Despite the ravages of an April 2011 fire that levelled their apartment and business and now seemingly burned in a Ponzi scheme, the Browns will not be deterred.
“There are no changes to our plan,” said Randy Brown, who along with wife Henny owns the Cottage Cravings in Bala.
In early April 2011, their Cottage Cravings store on the Gravenhurst main street was levelled along with their upstairs apartment, but just slightly more than one year later, the couple announced their intentions to rebuild on the now-vacant lot come 2013. An expansion plan to Bala went ahead as the duo had planned its opening this past May.
Brown said recent revelations of potential fraud against the couple will halt nothing they have planned back in Gravenhurst.
“It’s been a tough, tough year,” he added, however. “We lost a lot of stuff because of the fire, then we lost everything else.”
During the week of Aug. 22, a Toronto Star report revealed that the Browns were one of many potential defrauded investors of former Aurora Chamber of Commerce president Jeffrey Mylor White, an insurance broker and financial planner who passed away at 56 in July 2011.
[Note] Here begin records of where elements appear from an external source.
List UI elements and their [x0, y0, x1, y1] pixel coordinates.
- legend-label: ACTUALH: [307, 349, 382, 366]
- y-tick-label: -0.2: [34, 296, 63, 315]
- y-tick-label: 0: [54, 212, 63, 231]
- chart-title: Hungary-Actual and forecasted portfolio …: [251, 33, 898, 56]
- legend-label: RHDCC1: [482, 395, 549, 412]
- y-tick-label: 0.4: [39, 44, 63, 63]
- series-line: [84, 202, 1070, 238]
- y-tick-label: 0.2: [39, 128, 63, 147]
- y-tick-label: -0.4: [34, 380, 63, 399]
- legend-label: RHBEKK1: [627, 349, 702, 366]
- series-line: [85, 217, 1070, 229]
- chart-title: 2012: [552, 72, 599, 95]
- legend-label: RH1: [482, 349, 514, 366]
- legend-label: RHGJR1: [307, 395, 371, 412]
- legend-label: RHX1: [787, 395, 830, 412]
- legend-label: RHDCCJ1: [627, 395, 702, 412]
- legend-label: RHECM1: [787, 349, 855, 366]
Brown suspects with lost interest to his life savings, his losses are about $240,000. The Star reports that it’s possible up to $5 million or more could have been pilfered from investors. The accusations against the late White’s estate stem from a receiver’s investigation report filed with the Ontario Superior Court earlier this year.
“There are no funds or assets to which the investors’ funds can be traced,” the report by Soberman Inc. states. “Mr. White solicited investments from many of his insurance clients, while evidently treating their moneys as funds that were loaned to him for him personally for his general use. There are many victims who lost their life savings.”
Brown said since the original Star report, he has been advised not to comment further, but did say he hopes to have some satisfaction when an expected court battle with the estate begins in mid-October.